Introduction
Early pregnancy loss, or miscarriage during the first trimester of pregnancy, is common, occurring in about 10% of clinically diagnosed pregnancies (American College of Obstetricians and Gynecologists 2018). However, its prevalence does not mean it is an easy experience. Many pregnant individuals experiencing early pregnancy loss note feelings of stress, anxiety, and depression. As such, adequate time off from work after pregnancy loss may be beneficial to adequately address these mental health aspects, as well as any physical health problems that may arise during the pregnancy loss.
A shortened parental leave, previously known as “maternity leave”, after delivery has been linked to postpartum depressive symptoms (Kornfeind and Sipsma 2018).
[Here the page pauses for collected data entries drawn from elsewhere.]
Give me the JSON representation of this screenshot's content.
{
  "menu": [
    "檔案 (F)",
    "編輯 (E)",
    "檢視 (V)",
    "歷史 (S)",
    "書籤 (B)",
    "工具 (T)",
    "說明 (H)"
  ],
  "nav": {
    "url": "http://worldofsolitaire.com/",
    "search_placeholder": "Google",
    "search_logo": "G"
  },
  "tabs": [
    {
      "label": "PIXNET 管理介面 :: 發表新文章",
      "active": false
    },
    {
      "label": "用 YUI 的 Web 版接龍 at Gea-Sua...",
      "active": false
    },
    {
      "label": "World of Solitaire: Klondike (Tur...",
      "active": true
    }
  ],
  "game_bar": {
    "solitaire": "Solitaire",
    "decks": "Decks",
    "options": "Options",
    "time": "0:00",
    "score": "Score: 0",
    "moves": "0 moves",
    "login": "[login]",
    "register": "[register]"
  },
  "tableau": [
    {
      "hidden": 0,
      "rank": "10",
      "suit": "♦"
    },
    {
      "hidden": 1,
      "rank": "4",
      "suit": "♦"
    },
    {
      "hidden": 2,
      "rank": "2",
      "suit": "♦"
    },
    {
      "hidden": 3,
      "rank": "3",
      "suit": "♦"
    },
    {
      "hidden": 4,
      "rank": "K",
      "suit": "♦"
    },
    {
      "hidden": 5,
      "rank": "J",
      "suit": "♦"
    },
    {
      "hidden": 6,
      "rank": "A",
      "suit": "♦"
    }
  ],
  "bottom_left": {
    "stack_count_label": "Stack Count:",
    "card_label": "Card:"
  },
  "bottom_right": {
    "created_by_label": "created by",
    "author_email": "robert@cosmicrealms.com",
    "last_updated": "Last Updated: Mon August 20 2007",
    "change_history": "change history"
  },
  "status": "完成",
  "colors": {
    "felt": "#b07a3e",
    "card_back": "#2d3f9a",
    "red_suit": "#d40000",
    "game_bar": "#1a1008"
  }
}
However, the link between a shorter leave after pregnancy loss and mental health has not been studied to our knowledge. Some companies have already begun offering their own internal pregnancy loss leave, with 13.2% of surveyed companies offering unpaid leave and 8.7% offering paid leave in the United States in 2020 (International Foundation of Employee Benefits Plans 2020). Despite this, many individuals note confusion about what parental leave options exist as well as stigma for taking time off (Gilbert et al. 2023). Given this increased discussion of parental leave after pregnancy loss and the mental health burden on those experiencing early pregnancy loss, it is necessary for research to investigate the impacts of parental leave on mental health after pregnancy loss. We hypothesize that patients that take parental leave after an early pregnancy loss experience less depression and anxiety than those that do not take leave.
Materials and Methods
Study Design
A protocol for this retrospective cohort survey study was approved by the Institutional Review Board at the University of Cincinnati, Cincinnati, Ohio under non-committee review (#2023-0402). A waiver of consent was obtained for checking patients’ charts for initial eligibility, and an additional waiver of consent was obtained for the anonymous survey. The study exposure variable was access to parental leave after first trimester pregnancy loss, and the outcome variables measured were related to mental health and support. Parental leave was defined as any time taken off of work after the pregnancy loss, whether it was through a defined parental, bereavement, or medical leave.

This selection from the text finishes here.